Mission Impossible: Women, Resilience, and the Culture of Securitization in Post-3.11 Japan

The 2011 Great East Japan Disaster (3.11) ushered in a new era of cultural production in Japan during which discussions on recovery and resilience, readiness and preparedness, and self-help (jijo) and mutual aid (kyōjo) proliferated on an unprecedented scale. Against a backdrop of pervasive precarity whose sign first had appeared in the 1990s and whose reality became undeniable following the March 11 catastrophe, “national resilience” (kokudo kyōjinka) emerged as a leading national doctrine, a doctrine that assigned women an improbable and, in the end, impossible mission—safeguarding the homeland against all future calamities by remodeling their homes, remaking their communities, and remolding their minds. The neoliberal axiom of resilience was combined with the militarized language of security to articulate a new vision of female citizenry. Because the post-disaster mobilization was (mis)represented as an occasion to showcase female tenacity and promote gender equality, some female leaders joined this dangerous cultural liaison to enunciate a tenet of “security feminism.” By creating an interdisciplinary dialogue among frequently disparate inquiries into gender, culture, and disaster, this talk examines the workings of militarism, neoliberalism, and neoconservatism that undergird the post-3.11 securitization culture in which femininity and domesticity play an essential yet understudied role. 

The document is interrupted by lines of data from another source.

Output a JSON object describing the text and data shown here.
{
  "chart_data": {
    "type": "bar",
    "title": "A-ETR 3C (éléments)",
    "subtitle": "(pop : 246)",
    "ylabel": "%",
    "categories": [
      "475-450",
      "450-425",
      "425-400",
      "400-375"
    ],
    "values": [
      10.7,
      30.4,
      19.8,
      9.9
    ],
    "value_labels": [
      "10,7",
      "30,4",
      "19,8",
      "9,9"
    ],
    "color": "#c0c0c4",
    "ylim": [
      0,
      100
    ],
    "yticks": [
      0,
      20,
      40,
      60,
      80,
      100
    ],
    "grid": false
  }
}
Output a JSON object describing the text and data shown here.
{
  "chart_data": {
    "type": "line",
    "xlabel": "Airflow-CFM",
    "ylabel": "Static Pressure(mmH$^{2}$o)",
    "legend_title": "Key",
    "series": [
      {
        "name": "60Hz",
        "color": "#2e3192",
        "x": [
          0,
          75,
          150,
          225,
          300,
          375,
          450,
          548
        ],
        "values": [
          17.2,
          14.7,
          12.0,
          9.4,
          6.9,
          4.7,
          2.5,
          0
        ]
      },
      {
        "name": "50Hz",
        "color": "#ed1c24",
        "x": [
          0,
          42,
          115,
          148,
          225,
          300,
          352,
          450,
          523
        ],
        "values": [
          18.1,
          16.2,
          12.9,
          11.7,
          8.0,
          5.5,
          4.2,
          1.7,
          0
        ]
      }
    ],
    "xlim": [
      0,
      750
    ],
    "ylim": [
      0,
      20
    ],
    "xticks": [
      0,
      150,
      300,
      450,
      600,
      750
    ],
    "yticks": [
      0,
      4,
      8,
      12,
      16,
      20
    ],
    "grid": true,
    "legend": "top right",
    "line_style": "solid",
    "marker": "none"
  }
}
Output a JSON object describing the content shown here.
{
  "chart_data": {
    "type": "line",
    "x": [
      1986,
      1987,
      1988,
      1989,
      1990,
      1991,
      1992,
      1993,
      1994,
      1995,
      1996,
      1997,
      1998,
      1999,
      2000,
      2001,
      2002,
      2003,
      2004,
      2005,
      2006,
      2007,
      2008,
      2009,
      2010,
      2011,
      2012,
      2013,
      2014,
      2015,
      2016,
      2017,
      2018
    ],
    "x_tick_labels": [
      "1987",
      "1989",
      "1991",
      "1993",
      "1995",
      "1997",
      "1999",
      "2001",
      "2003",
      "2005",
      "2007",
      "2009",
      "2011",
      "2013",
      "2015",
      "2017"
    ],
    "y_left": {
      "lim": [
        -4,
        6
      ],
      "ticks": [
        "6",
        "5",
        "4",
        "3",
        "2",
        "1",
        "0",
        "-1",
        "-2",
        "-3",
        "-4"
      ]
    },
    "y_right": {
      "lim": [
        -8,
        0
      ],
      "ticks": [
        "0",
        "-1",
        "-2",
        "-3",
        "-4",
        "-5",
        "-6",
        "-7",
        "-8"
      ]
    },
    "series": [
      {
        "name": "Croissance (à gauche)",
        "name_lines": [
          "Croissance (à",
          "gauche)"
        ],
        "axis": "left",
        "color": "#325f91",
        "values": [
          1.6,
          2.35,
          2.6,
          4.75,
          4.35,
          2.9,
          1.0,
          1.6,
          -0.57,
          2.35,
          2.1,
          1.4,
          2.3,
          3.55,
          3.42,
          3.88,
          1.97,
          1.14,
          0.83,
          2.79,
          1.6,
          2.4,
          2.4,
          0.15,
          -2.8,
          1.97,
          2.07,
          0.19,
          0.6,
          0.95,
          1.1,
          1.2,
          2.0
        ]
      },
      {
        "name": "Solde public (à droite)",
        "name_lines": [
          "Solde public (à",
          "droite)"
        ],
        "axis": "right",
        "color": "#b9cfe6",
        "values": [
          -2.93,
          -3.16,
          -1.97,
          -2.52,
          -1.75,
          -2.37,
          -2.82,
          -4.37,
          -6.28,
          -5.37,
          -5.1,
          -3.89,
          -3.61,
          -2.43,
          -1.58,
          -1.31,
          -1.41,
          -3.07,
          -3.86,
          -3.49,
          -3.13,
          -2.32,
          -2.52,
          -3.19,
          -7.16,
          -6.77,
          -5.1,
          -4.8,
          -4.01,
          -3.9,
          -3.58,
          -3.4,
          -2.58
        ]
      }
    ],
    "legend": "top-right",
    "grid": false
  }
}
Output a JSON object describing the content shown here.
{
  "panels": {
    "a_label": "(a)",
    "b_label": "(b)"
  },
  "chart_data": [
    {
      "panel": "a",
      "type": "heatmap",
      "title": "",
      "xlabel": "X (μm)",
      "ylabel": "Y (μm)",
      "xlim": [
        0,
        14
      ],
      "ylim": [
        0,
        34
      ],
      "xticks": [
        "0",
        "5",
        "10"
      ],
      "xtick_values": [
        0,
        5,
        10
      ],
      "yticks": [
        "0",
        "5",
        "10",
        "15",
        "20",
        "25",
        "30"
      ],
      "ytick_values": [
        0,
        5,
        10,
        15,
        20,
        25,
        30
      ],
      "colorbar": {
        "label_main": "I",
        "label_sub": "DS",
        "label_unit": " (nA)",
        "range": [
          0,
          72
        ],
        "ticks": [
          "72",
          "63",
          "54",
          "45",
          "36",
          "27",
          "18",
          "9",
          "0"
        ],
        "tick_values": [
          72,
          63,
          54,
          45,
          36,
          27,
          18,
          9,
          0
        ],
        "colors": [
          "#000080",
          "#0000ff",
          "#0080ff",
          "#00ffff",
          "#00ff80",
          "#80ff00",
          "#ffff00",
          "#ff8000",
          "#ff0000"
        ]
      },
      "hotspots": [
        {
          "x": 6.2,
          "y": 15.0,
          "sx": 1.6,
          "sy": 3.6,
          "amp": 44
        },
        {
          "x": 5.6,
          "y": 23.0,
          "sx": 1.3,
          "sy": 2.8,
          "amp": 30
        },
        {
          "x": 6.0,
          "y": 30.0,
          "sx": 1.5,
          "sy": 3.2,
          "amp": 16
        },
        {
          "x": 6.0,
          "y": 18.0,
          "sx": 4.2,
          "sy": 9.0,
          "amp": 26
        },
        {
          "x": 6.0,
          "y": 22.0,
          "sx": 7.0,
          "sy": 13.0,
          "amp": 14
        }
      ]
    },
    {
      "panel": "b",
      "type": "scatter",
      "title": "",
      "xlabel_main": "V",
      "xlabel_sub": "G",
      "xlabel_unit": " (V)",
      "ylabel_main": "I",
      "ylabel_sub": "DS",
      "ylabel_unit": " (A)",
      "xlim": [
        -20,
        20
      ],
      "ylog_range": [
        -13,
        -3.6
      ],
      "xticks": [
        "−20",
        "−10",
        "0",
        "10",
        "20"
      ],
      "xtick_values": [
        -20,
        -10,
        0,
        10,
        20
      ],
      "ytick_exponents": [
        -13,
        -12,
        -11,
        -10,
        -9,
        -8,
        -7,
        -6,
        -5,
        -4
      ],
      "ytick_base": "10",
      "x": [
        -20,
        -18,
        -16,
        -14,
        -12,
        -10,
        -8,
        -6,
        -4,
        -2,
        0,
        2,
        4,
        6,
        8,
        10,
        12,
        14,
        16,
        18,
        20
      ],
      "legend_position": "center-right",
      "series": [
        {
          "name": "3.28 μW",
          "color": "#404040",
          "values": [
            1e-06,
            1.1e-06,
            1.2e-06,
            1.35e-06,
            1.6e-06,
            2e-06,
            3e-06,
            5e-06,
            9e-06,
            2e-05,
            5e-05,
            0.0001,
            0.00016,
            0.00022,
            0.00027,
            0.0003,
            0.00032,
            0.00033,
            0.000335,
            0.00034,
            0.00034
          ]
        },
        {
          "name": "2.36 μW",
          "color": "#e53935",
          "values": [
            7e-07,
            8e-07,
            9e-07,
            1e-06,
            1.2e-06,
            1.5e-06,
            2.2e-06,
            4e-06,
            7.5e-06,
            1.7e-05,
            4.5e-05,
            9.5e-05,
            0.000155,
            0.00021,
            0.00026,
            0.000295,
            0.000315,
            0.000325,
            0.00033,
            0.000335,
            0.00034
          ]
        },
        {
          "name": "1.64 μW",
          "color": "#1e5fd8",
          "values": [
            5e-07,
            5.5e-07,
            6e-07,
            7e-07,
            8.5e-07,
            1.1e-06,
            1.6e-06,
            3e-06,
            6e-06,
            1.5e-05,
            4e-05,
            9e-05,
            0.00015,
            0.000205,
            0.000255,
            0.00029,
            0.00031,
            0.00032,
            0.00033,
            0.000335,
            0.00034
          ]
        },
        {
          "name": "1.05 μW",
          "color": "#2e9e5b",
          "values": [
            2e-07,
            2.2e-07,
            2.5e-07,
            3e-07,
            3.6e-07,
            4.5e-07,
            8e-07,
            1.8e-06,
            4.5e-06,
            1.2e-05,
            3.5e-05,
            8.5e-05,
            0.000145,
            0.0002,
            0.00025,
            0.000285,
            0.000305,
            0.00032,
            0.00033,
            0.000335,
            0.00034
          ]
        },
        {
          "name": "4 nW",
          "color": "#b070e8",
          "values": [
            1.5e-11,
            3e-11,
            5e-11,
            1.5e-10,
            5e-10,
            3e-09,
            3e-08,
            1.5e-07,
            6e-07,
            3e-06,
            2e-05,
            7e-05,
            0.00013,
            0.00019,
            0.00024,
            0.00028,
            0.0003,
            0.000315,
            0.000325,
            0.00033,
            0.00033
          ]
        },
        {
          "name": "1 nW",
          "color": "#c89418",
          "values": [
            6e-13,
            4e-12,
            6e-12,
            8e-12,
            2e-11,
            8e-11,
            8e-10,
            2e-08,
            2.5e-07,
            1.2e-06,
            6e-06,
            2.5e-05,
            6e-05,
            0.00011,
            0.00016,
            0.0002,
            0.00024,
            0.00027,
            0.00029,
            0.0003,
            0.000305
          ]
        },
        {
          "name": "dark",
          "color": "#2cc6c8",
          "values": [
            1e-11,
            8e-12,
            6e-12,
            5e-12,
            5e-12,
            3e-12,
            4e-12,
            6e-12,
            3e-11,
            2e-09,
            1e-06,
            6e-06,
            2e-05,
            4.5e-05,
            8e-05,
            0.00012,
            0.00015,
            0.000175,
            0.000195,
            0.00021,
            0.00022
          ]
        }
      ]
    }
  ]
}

Mire Koikari is Professor of Women, Gender, and Sexuality Studies at University of Hawai‘i. She is the author of Gender, Culture, and Disaster in Post-3.11 Japan (Bloomsbury, 2020), Cold War Encounters in US-Occupied Okinawa: Women, Militarized Domesticity, and Transnationalism in East Asia (Cambridge University Press, 2015), and Pedagogy of Democracy: Feminism and the Cold War in the US Occupation of Japan (Temple University Press, 2008).